The dielectric constant

Prerequisites

Early in our studies of electric charge we learned that any electric charge (positive or negative) will attract neutral matter by polarizing the charges that the matter is made up of. In the figure at the right, the (fixed) negative charges on  the balloon attract the positive charges in the wall and repel the negative ones. (Since in solids the electrons move more easily than nuclei, the negative charges are shown as moving more.) As a result, the positive charges are closer to the balloon and their attraction wins out over the negative-negative repulsion. The result would be the opposite if the charge on the balloon were positive and would still result in an attraction.

The Dielectric Constant

This effect has implications for how our treatment of electric fields and potentials when they occur in matter. To see how this works let's consider a simple toy model - putting some matter into a constant electric field. The easiest way we know to generate a constant electric field is using two plates of equal and opposite uniform electric charge as in our simple model of the capacitor. Let's consider this in 4 steps as in the figure below.

In the first step (figure A) we show the electric field (close to uniform) produced between uniformly charged sheet of positive (blue) and negative charges. In the second step, we introduce a block of insulating matter into the field. The positive charges on the left and the negative charges on the right polarize the matter, pulling negative charges to the left and positive charges to the right. Since the matter is an insulator, the charges typically don't move very far. In the middle of the block, the shifting charges cancel out, but at the edges they don't. (See the picture of the balloon above.) In figure C we show the result of the charge distributions. (In this figure we show the charge distributions on the outside plates as well, which are not displayed in the other figures.) Since charges don't move very freely in the insulator, the amount of charge pulled to the surface is less than the amount of charge creating the original field.

These charge on the surface of the insulator act like two new parallel plates. They produce a uniform field between them. But because of the orientation of the charges, the field is in the opposite direction from the original field and not as strong. The resulting field is the sum of the two. Outside of the insulator the field is as before. Inside, it is reduced. (Remember that the field is 0 outside of two oppositely charged parallel plates.) The resulting field is as shown in figure D. The field has the same value outside the dielectric, but becomes weaker inside the material.

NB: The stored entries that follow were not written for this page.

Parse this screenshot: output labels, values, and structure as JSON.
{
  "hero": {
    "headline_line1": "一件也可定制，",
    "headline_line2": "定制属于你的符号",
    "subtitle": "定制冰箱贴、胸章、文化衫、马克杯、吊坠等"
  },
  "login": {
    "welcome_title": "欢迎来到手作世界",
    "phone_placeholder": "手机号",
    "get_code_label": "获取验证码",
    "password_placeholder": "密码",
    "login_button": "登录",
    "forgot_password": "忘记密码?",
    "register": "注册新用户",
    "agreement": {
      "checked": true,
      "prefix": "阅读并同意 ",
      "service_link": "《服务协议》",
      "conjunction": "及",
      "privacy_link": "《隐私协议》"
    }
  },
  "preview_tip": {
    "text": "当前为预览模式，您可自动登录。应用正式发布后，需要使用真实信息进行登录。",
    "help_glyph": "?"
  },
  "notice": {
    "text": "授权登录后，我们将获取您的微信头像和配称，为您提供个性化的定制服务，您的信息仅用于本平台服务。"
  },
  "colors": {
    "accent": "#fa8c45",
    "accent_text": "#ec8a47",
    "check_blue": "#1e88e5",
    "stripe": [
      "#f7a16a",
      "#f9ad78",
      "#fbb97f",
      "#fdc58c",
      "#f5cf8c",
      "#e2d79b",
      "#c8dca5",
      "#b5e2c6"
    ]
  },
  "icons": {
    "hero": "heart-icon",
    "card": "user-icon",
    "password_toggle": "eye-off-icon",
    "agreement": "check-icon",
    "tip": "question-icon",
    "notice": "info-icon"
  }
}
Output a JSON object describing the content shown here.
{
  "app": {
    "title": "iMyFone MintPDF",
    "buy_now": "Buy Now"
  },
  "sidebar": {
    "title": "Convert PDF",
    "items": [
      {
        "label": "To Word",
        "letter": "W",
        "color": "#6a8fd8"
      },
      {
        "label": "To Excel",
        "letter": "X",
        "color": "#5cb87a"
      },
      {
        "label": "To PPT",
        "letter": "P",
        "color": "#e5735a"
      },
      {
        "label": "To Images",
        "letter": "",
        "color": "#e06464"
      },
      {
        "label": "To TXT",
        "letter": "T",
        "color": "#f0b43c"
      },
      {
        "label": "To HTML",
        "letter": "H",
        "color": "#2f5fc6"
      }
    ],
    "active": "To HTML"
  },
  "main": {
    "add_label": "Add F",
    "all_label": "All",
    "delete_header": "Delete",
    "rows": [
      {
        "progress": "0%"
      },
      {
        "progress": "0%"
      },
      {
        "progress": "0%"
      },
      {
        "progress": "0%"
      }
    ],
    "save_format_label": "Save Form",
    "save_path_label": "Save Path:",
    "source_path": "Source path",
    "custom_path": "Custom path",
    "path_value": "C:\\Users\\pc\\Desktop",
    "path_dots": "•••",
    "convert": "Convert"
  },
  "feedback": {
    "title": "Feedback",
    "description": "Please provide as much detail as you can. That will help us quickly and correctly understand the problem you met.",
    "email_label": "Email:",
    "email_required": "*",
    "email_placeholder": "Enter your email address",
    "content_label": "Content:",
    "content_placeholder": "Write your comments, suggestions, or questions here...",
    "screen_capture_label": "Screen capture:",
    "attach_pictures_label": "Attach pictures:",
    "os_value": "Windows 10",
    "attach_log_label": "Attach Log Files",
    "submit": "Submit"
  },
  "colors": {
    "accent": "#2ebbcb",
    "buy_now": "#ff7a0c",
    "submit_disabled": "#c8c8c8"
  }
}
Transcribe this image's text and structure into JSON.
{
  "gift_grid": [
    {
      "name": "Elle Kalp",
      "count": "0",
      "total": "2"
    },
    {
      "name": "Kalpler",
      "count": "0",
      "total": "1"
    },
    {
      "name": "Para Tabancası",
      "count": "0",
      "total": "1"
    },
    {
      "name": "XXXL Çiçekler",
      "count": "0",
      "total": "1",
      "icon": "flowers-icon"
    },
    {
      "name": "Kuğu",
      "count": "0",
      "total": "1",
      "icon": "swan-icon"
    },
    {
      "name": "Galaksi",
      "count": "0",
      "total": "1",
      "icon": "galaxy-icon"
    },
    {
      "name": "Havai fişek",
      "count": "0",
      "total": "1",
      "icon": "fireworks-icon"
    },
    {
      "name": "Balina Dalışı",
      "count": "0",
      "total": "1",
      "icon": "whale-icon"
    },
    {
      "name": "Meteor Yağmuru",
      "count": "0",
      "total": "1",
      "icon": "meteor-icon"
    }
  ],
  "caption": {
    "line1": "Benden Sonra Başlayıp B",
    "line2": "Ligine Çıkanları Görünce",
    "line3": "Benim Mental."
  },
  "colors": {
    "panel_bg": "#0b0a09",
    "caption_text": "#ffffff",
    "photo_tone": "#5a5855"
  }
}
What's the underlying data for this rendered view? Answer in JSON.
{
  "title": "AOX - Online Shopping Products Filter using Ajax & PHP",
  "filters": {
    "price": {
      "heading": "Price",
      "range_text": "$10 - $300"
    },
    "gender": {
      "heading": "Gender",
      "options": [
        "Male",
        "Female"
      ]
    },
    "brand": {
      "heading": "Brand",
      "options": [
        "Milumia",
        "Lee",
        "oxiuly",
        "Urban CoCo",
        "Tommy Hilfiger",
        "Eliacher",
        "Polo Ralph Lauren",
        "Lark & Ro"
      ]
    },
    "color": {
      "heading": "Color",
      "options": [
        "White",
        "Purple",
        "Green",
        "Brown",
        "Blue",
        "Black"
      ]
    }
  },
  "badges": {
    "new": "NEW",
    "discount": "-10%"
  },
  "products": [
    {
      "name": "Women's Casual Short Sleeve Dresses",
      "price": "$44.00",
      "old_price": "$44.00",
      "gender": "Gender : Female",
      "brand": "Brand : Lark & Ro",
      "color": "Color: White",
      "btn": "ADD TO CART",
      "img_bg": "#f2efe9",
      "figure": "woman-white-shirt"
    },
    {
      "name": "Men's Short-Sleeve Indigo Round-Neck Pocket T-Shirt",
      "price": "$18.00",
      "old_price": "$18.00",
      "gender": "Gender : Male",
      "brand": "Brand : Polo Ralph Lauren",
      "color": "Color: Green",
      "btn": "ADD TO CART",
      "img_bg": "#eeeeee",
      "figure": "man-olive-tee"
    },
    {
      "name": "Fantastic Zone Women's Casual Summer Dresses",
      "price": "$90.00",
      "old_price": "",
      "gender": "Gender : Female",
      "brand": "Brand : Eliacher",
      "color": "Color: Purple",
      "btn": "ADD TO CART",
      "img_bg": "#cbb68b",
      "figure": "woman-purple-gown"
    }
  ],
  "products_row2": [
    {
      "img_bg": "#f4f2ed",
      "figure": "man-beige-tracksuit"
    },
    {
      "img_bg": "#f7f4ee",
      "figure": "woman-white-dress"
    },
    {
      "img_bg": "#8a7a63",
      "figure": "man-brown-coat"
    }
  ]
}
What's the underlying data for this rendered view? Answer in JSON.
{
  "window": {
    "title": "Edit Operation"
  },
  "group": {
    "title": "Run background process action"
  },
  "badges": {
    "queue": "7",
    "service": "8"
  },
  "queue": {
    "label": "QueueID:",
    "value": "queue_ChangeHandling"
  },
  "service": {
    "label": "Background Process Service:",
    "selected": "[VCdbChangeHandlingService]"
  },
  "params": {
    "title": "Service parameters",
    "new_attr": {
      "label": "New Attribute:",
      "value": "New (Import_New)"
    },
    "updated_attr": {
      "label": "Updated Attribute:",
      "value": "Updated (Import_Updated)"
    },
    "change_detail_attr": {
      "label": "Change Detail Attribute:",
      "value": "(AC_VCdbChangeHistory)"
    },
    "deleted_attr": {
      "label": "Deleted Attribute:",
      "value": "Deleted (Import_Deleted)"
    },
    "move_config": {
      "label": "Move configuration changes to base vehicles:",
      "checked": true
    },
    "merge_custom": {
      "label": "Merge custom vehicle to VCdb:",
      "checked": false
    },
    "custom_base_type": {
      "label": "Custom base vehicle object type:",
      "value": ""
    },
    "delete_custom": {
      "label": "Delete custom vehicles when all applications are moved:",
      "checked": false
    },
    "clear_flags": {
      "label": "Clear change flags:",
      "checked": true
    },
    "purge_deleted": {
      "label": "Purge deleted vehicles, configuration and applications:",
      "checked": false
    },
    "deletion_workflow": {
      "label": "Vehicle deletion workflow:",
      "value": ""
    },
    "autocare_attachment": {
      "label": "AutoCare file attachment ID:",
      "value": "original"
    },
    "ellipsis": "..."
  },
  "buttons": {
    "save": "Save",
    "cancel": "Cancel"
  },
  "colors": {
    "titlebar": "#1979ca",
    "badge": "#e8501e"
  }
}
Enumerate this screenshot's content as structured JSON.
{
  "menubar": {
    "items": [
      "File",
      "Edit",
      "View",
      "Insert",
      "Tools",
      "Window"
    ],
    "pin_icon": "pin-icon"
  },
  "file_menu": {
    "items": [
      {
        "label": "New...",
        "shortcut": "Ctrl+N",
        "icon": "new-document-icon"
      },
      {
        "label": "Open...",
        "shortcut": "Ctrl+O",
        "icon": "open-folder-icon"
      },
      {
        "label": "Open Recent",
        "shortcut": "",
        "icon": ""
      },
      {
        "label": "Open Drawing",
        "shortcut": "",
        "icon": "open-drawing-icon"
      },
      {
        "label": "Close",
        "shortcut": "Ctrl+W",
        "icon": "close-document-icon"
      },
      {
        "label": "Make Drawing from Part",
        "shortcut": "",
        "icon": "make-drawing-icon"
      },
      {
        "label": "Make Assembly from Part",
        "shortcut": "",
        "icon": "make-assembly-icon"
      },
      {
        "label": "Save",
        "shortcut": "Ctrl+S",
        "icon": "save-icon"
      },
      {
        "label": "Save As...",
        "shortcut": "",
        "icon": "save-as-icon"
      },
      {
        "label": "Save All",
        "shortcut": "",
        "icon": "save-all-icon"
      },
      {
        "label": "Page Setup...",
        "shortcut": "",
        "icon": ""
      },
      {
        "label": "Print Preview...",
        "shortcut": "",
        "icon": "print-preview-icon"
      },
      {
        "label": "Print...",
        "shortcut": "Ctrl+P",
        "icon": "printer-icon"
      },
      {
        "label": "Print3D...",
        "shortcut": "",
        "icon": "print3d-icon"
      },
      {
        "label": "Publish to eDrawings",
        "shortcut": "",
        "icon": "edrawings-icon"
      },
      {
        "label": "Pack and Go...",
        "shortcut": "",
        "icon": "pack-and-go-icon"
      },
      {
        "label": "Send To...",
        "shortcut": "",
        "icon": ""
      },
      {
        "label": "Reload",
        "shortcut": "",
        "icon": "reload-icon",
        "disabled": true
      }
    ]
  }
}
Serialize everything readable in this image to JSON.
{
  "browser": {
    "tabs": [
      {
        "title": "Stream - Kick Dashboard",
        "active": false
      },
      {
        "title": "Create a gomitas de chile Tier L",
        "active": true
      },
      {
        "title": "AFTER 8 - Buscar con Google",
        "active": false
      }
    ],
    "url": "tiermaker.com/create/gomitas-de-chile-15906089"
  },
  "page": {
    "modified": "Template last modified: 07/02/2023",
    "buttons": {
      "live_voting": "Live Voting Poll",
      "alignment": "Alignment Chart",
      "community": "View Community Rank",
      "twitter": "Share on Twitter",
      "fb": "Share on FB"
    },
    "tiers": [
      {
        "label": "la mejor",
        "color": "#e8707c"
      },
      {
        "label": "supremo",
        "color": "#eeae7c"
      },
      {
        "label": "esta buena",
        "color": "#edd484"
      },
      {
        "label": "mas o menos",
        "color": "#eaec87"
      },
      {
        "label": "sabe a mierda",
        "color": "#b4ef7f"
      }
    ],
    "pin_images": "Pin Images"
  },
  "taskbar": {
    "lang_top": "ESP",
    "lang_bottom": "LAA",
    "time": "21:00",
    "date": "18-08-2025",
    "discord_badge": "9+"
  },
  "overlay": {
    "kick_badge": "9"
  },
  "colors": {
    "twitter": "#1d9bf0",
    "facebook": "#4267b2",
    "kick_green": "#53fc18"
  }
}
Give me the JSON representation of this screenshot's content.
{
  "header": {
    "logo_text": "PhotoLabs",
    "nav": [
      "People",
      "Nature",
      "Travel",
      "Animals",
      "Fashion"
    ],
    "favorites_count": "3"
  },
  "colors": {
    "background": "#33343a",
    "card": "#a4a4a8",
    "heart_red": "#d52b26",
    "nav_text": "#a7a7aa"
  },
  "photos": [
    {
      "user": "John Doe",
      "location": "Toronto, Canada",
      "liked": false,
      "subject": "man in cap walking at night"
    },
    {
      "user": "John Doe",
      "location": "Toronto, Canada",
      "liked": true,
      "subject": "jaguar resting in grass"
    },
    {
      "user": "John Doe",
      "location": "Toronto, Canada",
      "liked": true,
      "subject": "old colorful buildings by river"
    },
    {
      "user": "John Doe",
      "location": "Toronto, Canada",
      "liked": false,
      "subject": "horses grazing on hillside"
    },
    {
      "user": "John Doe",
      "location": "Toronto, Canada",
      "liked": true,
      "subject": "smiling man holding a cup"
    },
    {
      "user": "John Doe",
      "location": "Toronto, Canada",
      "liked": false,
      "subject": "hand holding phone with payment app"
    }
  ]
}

The ratio of these two fields depends on how easily charges move in the insulator, so it is a property of the particular kind of matter the dielectric is made of. The dimensionless reduction factor is called the dielectric constant and is (in physics) usually written with the Greek letter kappa ($κ$):

$$E_{inside} = E_{outside}/κ$$

Note that the dielectric constant goes underneath the outside field, so to make it smaller, $κ$ is usually greater than 1.

Implications for capacitors

The important thing about a capacitor is the amount of charge separation that can be stored for a given potential difference. The charge separation can serve as a battery and drive some current flow (for a little while). The potential difference measures the amount of work that has to be done to charge a capacitor. So when we write the capacitor equation

$$Q = CΔV$$

a bigger $C$ means that we can get more charge separation and so extract more energy from it by doing less work — a more effective capacitor.

Since  $ΔV$ is the E field times the distance (or, better, the E field integrated over the distance), if we reduce $E$ inside the capacitor, we reduce $ΔV$. The result is that if the capacitor is filled with an insulator of dielectric constant $κ$, the capacitance will be increased by that factor. For a parallel plate capacitor filled by an insulator, the capacitance will become

$$Q=C\Delta V$$

$$C = \frac{\kappa A}{4\pi k_C d}$$

This is the same as we had before, but now with an extra factor of kappa.

Since the field inside the conductor is now 0, it implies that the dielectric constant for a conductor should be taken to be infinity ($\infty$). (If we look at oscillating electric fields the situation becomes more complex.)
Notational warning! The Coulomb constant, $k_C$, is sometimes written as $k_C=1/4πε_0$. Then the combination $κε_0$ is sometimes defined to be $ε=κε_0$. Coulomb's law for an electric field of an external charge inside matter can be written the same as in free space but with ε in the Coulomb constant instead of $ε_0$. This form includes the effects of polarizing the medium. Note, however, that in some chemistry and biology texts, "$ε$" is used to stand for "$κ$". This is misleading since then the symbols "$ε$" and "$ε_0$" which appear in the same context have different units. You often see things like $εε_0$ in a single equation to mean $κε_0$. It is then very difficult to keep units straight. (I know that physicists sometimes do this too — as for example using $k$ to mean a spring constant, Coulomb's constant, Boltzmann's constant, and a wave number, each of which have different units. This is bad too, but usually these occur in different contexts so you can tell what the appropriate meanings are intended.)